Friday, 29 Mar 2024

Japan opens mass Covid-19 vaccination sites for the elderly ahead of Olympics

TOKYO (REUTERS) – Japan opened mass inoculation centres on Monday (May 24) as it races to vaccinate most of its elderly population before the start of the Tokyo Olympics.

The centres in Tokyo and Osaka will vaccinate thousands of people every day, giving a boost to Japan’s sluggish inoculation drive as officials battle a fourth wave of coronavirus infections.

“It’s better to get it early,” said Mr Tetsuya Urano, 66, who was among the first to be vaccinated in Tokyo. “It went pretty smoothly, all in all.”

The Tokyo facility will operate 12 hours a day to dispense shots to 10,000 people daily for the next three months. The site in Osaka, Japan’s western metropolis, will build up to about 5,000 shots a day.

Prime Minister Yoshihide Suga called for the centres last month to speed up the vaccination roll-out. Large-scale inoculation sites operated by local governments also opened in the prefectures of Aichi, Miyagi, and Gunma.

The fourth wave of infections has led authorities to make state of emergency declarations covering much of the country, including Tokyo, raising some concerns about the Olympic Games, due to begin on July 23.

The states of emergency for most regions are due to end on May 31. The government is leaning towards extending the measures, several people with knowledge of the decision said.

Osaka Governor Hirofumi Yoshimura, whose region has been among the hardest hit in the current wave, told reporters he would decide on whether to request an extension of the emergency on Tuesday.

Just 4.4 per cent of Japan’s population of 125 million have received at least one vaccine dose, the slowest rate among the world’s larger, rich countries.

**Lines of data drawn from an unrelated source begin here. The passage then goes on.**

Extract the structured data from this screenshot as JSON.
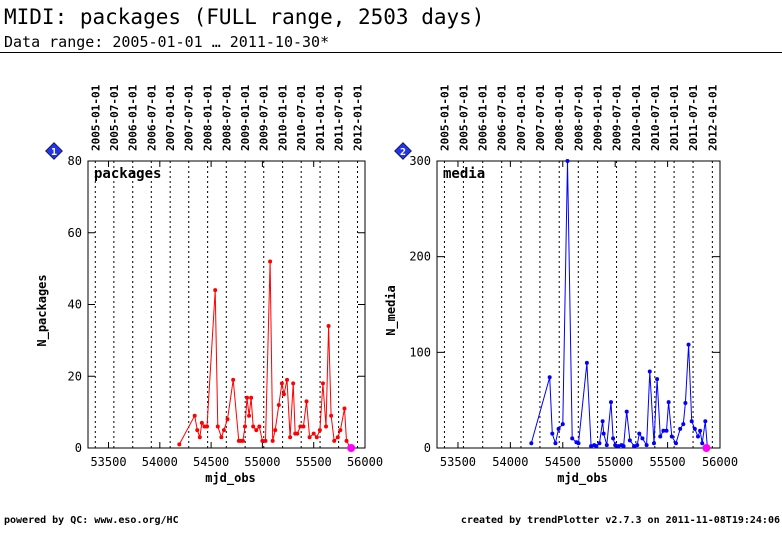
{
  "header": {
    "title": "MIDI: packages (FULL range, 2503 days)",
    "subtitle": "Data range: 2005-01-01 … 2011-10-30*"
  },
  "footer": {
    "left": "powered by QC: www.eso.org/HC",
    "right": "created by trendPlotter v2.7.3 on 2011-11-08T19:24:06"
  },
  "colors": {
    "packages": "#ff0000",
    "media": "#0000ff",
    "marker": "#2233ee",
    "latest": "#ff00ff"
  },
  "chart_data": [
    {
      "type": "line",
      "index": "1",
      "panel_label": "packages",
      "xlabel": "mjd_obs",
      "ylabel": "N_packages",
      "xlim": [
        53300,
        56000
      ],
      "ylim": [
        0,
        80
      ],
      "x_ticks": [
        53500,
        54000,
        54500,
        55000,
        55500,
        56000
      ],
      "y_ticks": [
        0,
        20,
        40,
        60,
        80
      ],
      "date_ticks": [
        "2005-01-01",
        "2005-07-01",
        "2006-01-01",
        "2006-07-01",
        "2007-01-01",
        "2007-07-01",
        "2008-01-01",
        "2008-07-01",
        "2009-01-01",
        "2009-07-01",
        "2010-01-01",
        "2010-07-01",
        "2011-01-01",
        "2011-07-01",
        "2012-01-01"
      ],
      "date_tick_mjd": [
        53371,
        53552,
        53736,
        53917,
        54101,
        54282,
        54466,
        54648,
        54832,
        55013,
        55197,
        55378,
        55562,
        55743,
        55927
      ],
      "grid": "vertical dotted at date ticks",
      "x": [
        54190,
        54340,
        54365,
        54390,
        54410,
        54435,
        54460,
        54540,
        54565,
        54600,
        54625,
        54660,
        54715,
        54770,
        54790,
        54810,
        54830,
        54850,
        54870,
        54890,
        54910,
        54940,
        54970,
        55000,
        55030,
        55075,
        55100,
        55125,
        55160,
        55190,
        55210,
        55240,
        55270,
        55300,
        55320,
        55340,
        55370,
        55400,
        55430,
        55460,
        55500,
        55530,
        55560,
        55590,
        55620,
        55645,
        55670,
        55700,
        55735,
        55760,
        55800,
        55820,
        55860,
        55870
      ],
      "values": [
        1,
        9,
        5,
        3,
        7,
        6,
        6,
        44,
        6,
        3,
        5,
        8,
        19,
        2,
        2,
        2,
        6,
        14,
        9,
        14,
        6,
        5,
        6,
        2,
        2,
        52,
        2,
        5,
        12,
        18,
        15,
        19,
        3,
        18,
        4,
        4,
        6,
        6,
        13,
        3,
        4,
        3,
        5,
        18,
        6,
        34,
        9,
        2,
        3,
        5,
        11,
        2,
        0,
        0
      ],
      "latest": [
        55865,
        0
      ]
    },
    {
      "type": "line",
      "index": "2",
      "panel_label": "media",
      "xlabel": "mjd_obs",
      "ylabel": "N_media",
      "xlim": [
        53300,
        56000
      ],
      "ylim": [
        0,
        300
      ],
      "x_ticks": [
        53500,
        54000,
        54500,
        55000,
        55500,
        56000
      ],
      "y_ticks": [
        0,
        100,
        200,
        300
      ],
      "date_ticks": [
        "2005-01-01",
        "2005-07-01",
        "2006-01-01",
        "2006-07-01",
        "2007-01-01",
        "2007-07-01",
        "2008-01-01",
        "2008-07-01",
        "2009-01-01",
        "2009-07-01",
        "2010-01-01",
        "2010-07-01",
        "2011-01-01",
        "2011-07-01",
        "2012-01-01"
      ],
      "date_tick_mjd": [
        53371,
        53552,
        53736,
        53917,
        54101,
        54282,
        54466,
        54648,
        54832,
        55013,
        55197,
        55378,
        55562,
        55743,
        55927
      ],
      "grid": "vertical dotted at date ticks",
      "x": [
        54200,
        54375,
        54400,
        54430,
        54460,
        54500,
        54545,
        54590,
        54630,
        54650,
        54730,
        54770,
        54800,
        54820,
        54850,
        54880,
        54890,
        54920,
        54960,
        54980,
        55000,
        55030,
        55060,
        55080,
        55110,
        55140,
        55180,
        55210,
        55230,
        55260,
        55300,
        55330,
        55370,
        55400,
        55430,
        55460,
        55490,
        55510,
        55540,
        55580,
        55620,
        55650,
        55670,
        55700,
        55730,
        55760,
        55790,
        55810,
        55830,
        55860,
        55880
      ],
      "values": [
        5,
        74,
        15,
        5,
        20,
        25,
        300,
        10,
        6,
        5,
        89,
        2,
        3,
        2,
        5,
        28,
        15,
        3,
        48,
        10,
        3,
        2,
        3,
        2,
        38,
        8,
        2,
        3,
        15,
        10,
        3,
        80,
        5,
        72,
        12,
        18,
        18,
        48,
        12,
        5,
        20,
        25,
        47,
        108,
        28,
        20,
        12,
        18,
        5,
        28,
        0
      ],
      "latest": [
        55870,
        0
      ]
    }
  ]
}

Japan began its inoculation push in mid-February, later than most major economies. The campaign was slowed initially by scant supplies of imported doses of the vaccine developed by Pfizer and BioNTech.

But even as shipments increased, the roll-out has been hampered by manpower shortages and malfunctions in the reservation system.

The mass vaccination centres for the elderly are using Moderna’s vaccine, which was approved last Friday, along with AstraZeneca’s vaccine.

On Monday, Johnson & Johnson said it had filed for regulatory approval of its one-shot candidate and it could begin supplying the country in early 2022.